Ring-ditch, Ballyragget, Co. Kilkenny
Co. Kilkenny |
Ritual/Ceremonial
On a summer's day in 1989, an aerial photographer flying over tillage fields near Ballyragget in County Kilkenny captured something that would otherwise have remained invisible at ground level.
The image, taken on 14 July, revealed a cropmark in the soil: a circular ditch roughly ten metres in diameter, its presence betrayed only by the differential growth of whatever crop was in the ground. A cropmark forms when buried features, such as ditches, affect how plants above them grow, typically producing lusher or paler strips that become legible only from the air and only under the right conditions. What the photograph showed was a ring-ditch, a roughly circular or oval earthwork cut into the ground, generally associated with prehistoric funerary or ritual activity, often the remains of a burial mound whose raised earthwork has long since been ploughed away.

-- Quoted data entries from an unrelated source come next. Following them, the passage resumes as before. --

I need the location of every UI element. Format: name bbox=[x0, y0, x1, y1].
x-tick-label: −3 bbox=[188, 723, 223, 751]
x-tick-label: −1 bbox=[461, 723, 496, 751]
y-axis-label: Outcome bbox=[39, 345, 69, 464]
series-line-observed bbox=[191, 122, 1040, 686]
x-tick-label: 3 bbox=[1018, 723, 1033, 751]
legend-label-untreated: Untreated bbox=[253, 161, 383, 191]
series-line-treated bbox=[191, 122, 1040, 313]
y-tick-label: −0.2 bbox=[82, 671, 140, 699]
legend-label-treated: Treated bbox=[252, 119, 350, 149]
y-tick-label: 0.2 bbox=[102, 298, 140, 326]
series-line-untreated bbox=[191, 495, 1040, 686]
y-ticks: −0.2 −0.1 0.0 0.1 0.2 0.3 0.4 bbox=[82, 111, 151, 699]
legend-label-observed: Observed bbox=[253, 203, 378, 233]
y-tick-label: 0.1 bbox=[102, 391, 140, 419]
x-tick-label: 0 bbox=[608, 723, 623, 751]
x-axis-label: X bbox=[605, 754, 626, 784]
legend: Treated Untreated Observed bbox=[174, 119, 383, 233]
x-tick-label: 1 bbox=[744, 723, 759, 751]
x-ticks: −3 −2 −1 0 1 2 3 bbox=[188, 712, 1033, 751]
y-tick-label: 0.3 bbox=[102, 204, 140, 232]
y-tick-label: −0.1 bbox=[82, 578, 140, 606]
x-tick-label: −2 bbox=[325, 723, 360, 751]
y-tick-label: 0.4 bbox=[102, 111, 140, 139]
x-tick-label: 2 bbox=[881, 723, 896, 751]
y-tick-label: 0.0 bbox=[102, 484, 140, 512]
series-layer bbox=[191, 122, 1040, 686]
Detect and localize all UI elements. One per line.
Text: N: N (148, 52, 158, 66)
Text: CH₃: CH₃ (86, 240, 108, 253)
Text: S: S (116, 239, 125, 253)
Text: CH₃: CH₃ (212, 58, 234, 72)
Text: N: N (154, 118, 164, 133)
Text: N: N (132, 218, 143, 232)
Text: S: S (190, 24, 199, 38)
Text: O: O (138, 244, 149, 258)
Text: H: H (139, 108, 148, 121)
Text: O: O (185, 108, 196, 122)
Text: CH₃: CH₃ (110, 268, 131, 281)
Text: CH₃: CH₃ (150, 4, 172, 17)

What makes this particular site quietly arresting is that it is not alone. The same aerial photograph places this ring-ditch as the middle one in a group of three, the others spaced roughly sixty to seventy metres apart and arranged along a north to south alignment. A fourth ring-ditch lies approximately a hundred metres to the north-north-west. The spacing and alignment suggest these were not random or incidental features but part of a deliberate, organised landscape, perhaps a funerary corridor or a cluster of related monuments. Whether they were all in use at the same time, or accumulated over generations, cannot be determined from the cropmark evidence alone. They survive now only as shadows in a tilled field, their physical form erased by centuries of agriculture, legible only through the patience of aerial survey.